4. S (11)^a <A S --> S <A (22)^a S [+2a steps]
   S (11)^a <B S --> S <B (22)^a S [+2a steps]

5. 0^inf 2 (11)^a A> (22)^b S --> 0^inf 2 (11)^a+3 A> (22)^b-1 S [+8a +24 steps]
6. 0^inf 2 (11)^a A> (22)^b S --> 0^inf 2 (11)^a+3b A> S

7. 0^inf 2 (11)^a A> 0 (22)^b S --> 0^inf 2 1 (11)^1 A> (22)^a+2 0 (22)^b-1 S [+6a +28 steps]

8. 0^inf 2 (11)^a A> 2 0 2 S --> 0^inf 2 1 (11)^a+3 A> S [+8a +27 steps]

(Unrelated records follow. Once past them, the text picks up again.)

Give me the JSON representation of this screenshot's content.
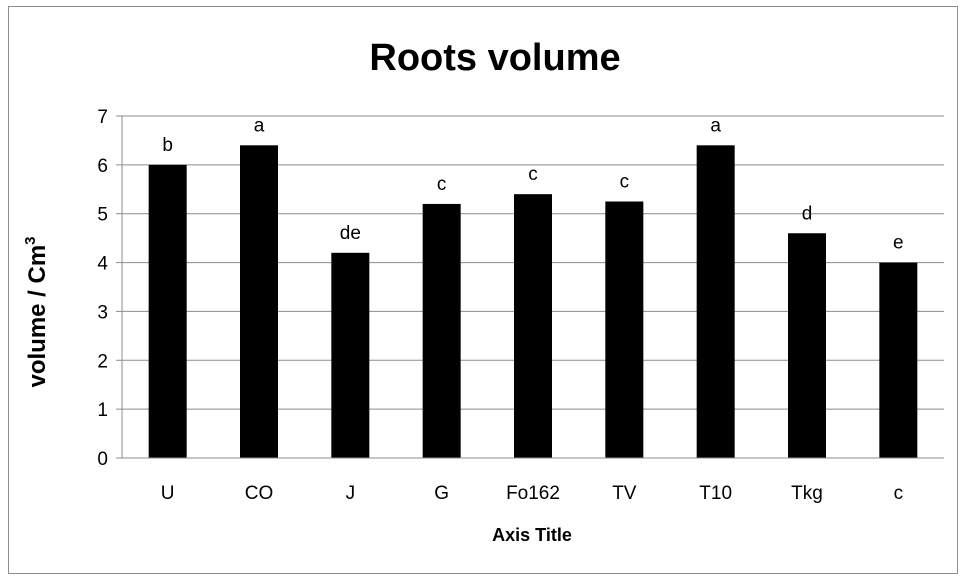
{
  "chart_data": {
    "type": "bar",
    "title": "Roots volume",
    "xlabel": "Axis Title",
    "ylabel": "volume / Cm",
    "ylabel_superscript": "3",
    "ylim": [
      0,
      7
    ],
    "yticks": [
      0,
      1,
      2,
      3,
      4,
      5,
      6,
      7
    ],
    "grid": true,
    "legend": "none",
    "bar_color": "#000000",
    "categories": [
      "U",
      "CO",
      "J",
      "G",
      "Fo162",
      "TV",
      "T10",
      "Tkg",
      "c"
    ],
    "values": [
      6.0,
      6.4,
      4.2,
      5.2,
      5.4,
      5.25,
      6.4,
      4.6,
      4.0
    ],
    "labels": [
      "b",
      "a",
      "de",
      "c",
      "c",
      "c",
      "a",
      "d",
      "e"
    ]
  }
}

9. 0^inf 2 1 (11)^a A> (22)^b S --> 0^inf 2 1 (11)^3a+4 A> (22)^b-1 S
10. 0^inf 2 1 (11)^a A> (22)^b S --> 0^inf 2 1 (11)^g_1^b(a) A> S

11-1. 0^inf 2 1 (11)^a A> 0 (22)^b S --> 0^inf 2 (11)^3a+4 A> 0 (22)^b-1 2 S
11-2. 0^inf 2 1 (11)^a A> 0 (22)^b S --> 0^inf 2 1 (11)^1 A> (22)^3a+6 0 (22)^b-2 2 S

12. 0^inf 2 (11)^a A> 0 11 S --> 0^inf 2 1 (11)^1 A> 0 (22)^a+2 2 S [+6a +31 steps]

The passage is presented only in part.